Who: Thanos, Gamora, and Red Skull
Why: For Thanos to gain possession of the Soul Stone
Did Thanos have some lore, some mysterious foreknowledge about the trial at hand to gain the Soul Stone, or was he just lucky to have with him the one person he claimed to love? Who knows. Either way, when Red Skull tells him that “In order to take the stone, you must lose that which you love. A soul for a soul.” Gamora, seeing the Titan’s tears, gloats:
“All my life I dreamed of a day, a moment, when you got what you deserved. And I was always so disappointed. But now, you kill and torture and you call it mercy. The universe has judged you. You asked it for a prize and it told you ‘No.’ You failed. And do you wanna know why? Because you love nothing. No one. Really, tears?”
Red Skull knows differently and tells her, perhaps sadly, “They are not for him.” He knows why Thanos brought her – she is the sacrifice, the soul for a Soul. The Titan throws her, struggling, from the precipice and gains the Stone.
Regina, the Evil Queen from Once Upon a Time, faced a similar trial in her quest. In order to enact her terrible curse, she is told that she must “cut out the heart of the thing I love most.” That “thing” being her father (who, by the way, stood there and counseled her through. Get out!)
Anyway, back on track. While Thanos’ trial is more reminiscent of Abraham and his son, Regina’s explicitly exacts the higher price. Thanos’ trial likely is meant to be the same – what one loves the most – just without the explication.
I contend that the premise of this trial is impossible. Some have argued against Thanos’ declaration of love, agreeing with Gamora that he didn’t love her, and so she couldn’t qualify as the sacrifice. I rather contend that it is not possible to sacrifice what one loves most in pursuit of something else. Sacrifice etymology: Middle English sacrifice “the act of offering something to God or a god,” from early French sacrifice (same meaning), from Latin sacrificium “sacrifice,” from sacr-, sacer “sacred” and -ficium, from facere “to do, make.”1 While it has lost much of its religious meaning in everyday use, to truly sacrifice something is to consecrate or dedicate something towards a greater good. Regardless of the “lamb,” whether an actual object, money, or something intangible (energies or thoughts), the love of God or the desire for the goal is greater than the love of the thing sacrificed in pursuit thereof.
So in the moment that Thanos decides to throw Gamora from the cliff, in the moment that Regina decides to kill her father, they each desired the goal more than person sacrificed. That is, they each loved the goal more than the person. Regardless of the definition of “love,” and I will present my own in a later post, they usually center on one or more of the following: That which one desires, that for which one desires good, and that for which one sacrifices.

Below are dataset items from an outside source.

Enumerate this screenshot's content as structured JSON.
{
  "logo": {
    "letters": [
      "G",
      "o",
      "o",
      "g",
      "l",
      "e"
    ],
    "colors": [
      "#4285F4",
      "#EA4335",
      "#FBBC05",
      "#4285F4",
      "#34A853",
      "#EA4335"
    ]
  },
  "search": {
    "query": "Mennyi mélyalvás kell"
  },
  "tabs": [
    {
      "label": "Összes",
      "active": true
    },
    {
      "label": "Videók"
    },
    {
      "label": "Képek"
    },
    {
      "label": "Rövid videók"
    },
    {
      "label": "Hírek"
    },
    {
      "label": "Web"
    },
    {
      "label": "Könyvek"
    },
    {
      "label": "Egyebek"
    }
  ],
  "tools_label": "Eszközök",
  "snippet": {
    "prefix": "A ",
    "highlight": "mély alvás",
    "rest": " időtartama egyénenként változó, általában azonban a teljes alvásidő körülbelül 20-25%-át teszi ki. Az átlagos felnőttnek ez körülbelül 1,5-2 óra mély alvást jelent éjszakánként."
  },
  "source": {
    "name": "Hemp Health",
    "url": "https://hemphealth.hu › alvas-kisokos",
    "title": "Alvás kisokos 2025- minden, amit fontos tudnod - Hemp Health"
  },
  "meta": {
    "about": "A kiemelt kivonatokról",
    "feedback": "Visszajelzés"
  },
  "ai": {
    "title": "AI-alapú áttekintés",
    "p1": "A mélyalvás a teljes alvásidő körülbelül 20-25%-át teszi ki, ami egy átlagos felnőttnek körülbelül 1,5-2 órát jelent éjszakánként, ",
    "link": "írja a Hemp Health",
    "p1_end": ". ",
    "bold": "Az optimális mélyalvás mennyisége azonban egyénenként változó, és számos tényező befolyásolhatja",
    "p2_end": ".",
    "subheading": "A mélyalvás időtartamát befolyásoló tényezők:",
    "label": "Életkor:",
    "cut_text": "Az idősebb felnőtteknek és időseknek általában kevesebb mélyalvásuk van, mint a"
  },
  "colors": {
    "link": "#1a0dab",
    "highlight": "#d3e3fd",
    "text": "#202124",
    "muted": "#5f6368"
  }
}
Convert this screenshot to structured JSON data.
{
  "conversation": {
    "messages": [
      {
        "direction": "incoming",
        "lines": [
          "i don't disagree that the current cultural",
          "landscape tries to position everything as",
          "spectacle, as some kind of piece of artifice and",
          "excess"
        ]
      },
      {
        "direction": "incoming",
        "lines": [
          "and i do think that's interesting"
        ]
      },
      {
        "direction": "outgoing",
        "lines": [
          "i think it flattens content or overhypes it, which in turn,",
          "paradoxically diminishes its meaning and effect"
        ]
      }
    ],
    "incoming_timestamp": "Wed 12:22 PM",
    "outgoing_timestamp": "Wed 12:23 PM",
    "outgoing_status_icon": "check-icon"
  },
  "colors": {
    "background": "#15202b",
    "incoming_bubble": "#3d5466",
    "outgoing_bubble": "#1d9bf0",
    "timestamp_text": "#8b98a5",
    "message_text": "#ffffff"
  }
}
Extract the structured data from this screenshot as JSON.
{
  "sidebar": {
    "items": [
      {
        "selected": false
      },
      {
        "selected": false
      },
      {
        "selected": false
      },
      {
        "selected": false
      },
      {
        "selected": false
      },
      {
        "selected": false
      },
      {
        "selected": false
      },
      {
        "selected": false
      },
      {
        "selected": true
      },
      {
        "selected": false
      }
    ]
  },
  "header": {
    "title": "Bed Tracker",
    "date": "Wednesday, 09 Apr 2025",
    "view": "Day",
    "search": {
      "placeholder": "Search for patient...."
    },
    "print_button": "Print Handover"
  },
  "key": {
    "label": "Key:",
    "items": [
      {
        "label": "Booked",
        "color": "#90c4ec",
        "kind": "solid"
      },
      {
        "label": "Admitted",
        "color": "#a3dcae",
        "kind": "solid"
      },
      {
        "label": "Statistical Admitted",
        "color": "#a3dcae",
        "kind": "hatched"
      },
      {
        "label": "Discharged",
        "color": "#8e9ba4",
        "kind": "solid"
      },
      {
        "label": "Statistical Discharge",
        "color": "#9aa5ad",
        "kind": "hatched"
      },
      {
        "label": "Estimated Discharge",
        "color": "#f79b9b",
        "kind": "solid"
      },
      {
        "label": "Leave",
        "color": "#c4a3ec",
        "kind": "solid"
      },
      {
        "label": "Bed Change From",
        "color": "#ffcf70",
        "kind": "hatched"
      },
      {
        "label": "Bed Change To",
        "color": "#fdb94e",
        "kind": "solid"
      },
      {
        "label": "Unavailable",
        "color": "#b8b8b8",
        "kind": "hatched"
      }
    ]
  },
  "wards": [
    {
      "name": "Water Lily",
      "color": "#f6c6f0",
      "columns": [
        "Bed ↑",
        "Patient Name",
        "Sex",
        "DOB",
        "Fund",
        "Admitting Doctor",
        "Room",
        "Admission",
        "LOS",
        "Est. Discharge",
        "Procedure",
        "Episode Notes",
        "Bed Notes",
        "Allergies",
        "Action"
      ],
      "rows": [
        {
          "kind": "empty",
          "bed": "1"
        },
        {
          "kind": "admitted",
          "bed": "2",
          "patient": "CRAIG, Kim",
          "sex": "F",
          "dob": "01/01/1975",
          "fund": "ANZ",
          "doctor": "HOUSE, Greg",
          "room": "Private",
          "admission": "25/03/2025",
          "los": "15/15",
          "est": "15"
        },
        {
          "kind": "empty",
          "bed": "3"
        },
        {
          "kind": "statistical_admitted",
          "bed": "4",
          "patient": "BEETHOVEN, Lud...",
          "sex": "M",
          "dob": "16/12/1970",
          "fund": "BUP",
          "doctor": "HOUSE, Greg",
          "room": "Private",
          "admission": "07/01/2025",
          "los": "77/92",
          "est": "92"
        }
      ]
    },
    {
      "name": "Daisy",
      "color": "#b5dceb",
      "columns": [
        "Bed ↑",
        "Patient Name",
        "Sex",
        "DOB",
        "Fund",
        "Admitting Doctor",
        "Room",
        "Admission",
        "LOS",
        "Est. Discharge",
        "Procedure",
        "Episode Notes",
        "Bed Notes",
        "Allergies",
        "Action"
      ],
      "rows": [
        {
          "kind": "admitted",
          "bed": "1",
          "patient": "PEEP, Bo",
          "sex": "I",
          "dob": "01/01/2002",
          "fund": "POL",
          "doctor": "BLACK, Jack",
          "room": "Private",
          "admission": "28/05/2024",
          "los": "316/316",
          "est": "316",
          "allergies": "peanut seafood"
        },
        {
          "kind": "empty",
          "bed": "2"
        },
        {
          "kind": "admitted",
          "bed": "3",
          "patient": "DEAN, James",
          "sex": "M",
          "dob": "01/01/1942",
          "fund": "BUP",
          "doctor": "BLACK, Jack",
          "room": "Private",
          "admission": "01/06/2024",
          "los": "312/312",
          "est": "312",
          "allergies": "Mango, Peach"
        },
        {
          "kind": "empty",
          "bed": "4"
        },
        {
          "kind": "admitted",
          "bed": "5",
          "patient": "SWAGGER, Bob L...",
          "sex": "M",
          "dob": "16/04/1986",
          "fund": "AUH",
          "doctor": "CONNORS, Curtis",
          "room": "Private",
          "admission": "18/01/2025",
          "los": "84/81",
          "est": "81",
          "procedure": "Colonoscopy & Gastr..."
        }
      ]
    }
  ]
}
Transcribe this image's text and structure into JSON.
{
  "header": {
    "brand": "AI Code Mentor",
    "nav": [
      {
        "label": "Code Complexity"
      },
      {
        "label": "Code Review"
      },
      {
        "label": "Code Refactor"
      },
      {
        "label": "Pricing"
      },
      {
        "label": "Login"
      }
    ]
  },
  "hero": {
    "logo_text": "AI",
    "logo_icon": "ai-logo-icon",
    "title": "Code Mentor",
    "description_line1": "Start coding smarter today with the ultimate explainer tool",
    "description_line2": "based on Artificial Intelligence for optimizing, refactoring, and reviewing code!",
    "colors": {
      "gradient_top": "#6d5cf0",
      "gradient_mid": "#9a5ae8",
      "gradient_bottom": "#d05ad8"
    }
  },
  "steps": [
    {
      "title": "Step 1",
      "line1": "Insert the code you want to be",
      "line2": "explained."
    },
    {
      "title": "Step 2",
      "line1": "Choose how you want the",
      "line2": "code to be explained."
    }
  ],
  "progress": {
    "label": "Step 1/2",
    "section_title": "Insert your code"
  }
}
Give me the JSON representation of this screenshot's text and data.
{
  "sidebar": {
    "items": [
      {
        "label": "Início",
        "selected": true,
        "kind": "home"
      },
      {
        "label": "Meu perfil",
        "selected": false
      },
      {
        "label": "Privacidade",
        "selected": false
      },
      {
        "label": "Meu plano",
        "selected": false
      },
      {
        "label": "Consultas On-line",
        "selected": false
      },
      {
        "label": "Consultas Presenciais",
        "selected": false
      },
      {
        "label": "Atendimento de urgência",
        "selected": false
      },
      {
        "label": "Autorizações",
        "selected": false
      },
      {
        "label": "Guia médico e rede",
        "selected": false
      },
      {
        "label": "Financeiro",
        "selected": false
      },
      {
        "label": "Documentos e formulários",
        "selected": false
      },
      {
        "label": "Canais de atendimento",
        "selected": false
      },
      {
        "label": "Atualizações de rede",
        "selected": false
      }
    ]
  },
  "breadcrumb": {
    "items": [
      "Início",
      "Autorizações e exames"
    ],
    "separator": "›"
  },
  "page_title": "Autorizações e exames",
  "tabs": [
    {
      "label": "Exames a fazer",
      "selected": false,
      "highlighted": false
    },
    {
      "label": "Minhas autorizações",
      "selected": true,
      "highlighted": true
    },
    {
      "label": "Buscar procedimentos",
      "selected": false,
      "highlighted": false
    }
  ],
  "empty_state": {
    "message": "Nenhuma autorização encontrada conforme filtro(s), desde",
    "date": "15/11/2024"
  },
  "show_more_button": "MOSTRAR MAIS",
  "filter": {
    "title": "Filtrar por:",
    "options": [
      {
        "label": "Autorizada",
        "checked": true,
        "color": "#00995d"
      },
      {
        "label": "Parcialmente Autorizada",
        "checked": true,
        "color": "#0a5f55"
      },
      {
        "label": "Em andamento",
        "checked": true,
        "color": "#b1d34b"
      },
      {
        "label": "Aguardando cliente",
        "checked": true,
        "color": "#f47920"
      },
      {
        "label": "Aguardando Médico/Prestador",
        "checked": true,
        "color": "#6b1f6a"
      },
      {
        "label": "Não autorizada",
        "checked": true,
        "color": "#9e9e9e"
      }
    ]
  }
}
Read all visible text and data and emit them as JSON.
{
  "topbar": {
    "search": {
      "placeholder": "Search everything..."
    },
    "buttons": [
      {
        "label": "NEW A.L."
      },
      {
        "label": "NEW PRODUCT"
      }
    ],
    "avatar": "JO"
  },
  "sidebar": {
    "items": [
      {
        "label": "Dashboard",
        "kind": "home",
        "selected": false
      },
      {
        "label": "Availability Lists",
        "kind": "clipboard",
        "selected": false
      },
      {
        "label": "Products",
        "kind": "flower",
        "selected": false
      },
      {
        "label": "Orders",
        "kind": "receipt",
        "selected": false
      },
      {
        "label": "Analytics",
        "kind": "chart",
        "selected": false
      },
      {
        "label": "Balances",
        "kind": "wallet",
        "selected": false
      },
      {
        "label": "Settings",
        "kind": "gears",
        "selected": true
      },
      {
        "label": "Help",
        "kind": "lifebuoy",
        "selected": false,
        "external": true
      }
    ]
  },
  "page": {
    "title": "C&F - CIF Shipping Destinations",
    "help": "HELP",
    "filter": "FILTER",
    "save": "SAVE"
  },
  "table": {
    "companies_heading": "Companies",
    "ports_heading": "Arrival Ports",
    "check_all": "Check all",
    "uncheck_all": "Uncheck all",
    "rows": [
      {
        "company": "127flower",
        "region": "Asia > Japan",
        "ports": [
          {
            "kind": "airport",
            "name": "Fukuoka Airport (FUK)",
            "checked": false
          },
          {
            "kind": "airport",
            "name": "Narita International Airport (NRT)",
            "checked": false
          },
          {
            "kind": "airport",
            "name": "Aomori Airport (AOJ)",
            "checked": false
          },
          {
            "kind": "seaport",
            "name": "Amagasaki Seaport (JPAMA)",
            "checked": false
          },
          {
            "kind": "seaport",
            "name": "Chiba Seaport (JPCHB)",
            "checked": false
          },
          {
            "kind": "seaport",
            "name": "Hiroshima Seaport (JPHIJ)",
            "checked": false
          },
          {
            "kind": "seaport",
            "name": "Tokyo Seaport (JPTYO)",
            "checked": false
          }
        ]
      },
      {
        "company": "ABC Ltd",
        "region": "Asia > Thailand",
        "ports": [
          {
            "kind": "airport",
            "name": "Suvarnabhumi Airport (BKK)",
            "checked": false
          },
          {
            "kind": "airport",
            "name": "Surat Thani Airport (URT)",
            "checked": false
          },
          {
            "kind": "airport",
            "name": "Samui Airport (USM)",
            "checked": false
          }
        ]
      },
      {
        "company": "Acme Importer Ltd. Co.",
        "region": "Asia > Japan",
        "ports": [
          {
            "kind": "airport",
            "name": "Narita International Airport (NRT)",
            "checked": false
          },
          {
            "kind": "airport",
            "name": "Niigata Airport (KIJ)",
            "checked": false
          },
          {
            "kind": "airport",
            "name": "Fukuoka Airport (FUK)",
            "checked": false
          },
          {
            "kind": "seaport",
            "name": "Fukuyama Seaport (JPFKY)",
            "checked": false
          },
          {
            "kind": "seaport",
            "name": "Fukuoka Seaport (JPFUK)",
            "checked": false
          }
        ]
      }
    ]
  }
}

But in each definition, Thanos fails in relation to Gamora. In turn: Thanos desires the Soul Stone, the Infinity Gauntlet, and his “dusting” scheme more than Gamora; Thanos does not care for Gamora’s good, he kills her; Thanos sacrifices Gamora in order to attain the Soul Stone. Whatever concept of “love” is used, Thanos loves the stone, the gauntlet, and, ultimately, the “dusting” scheme more than Gamora. And that is also true of Regina and of all others who are put into such a scheme.
One cannot sacrifice what they love most for something else, because, by definition, they love that for which they are making the sacrifice more than the sacrifice itself.
Sorry, Thanos, no Soul Stone for you.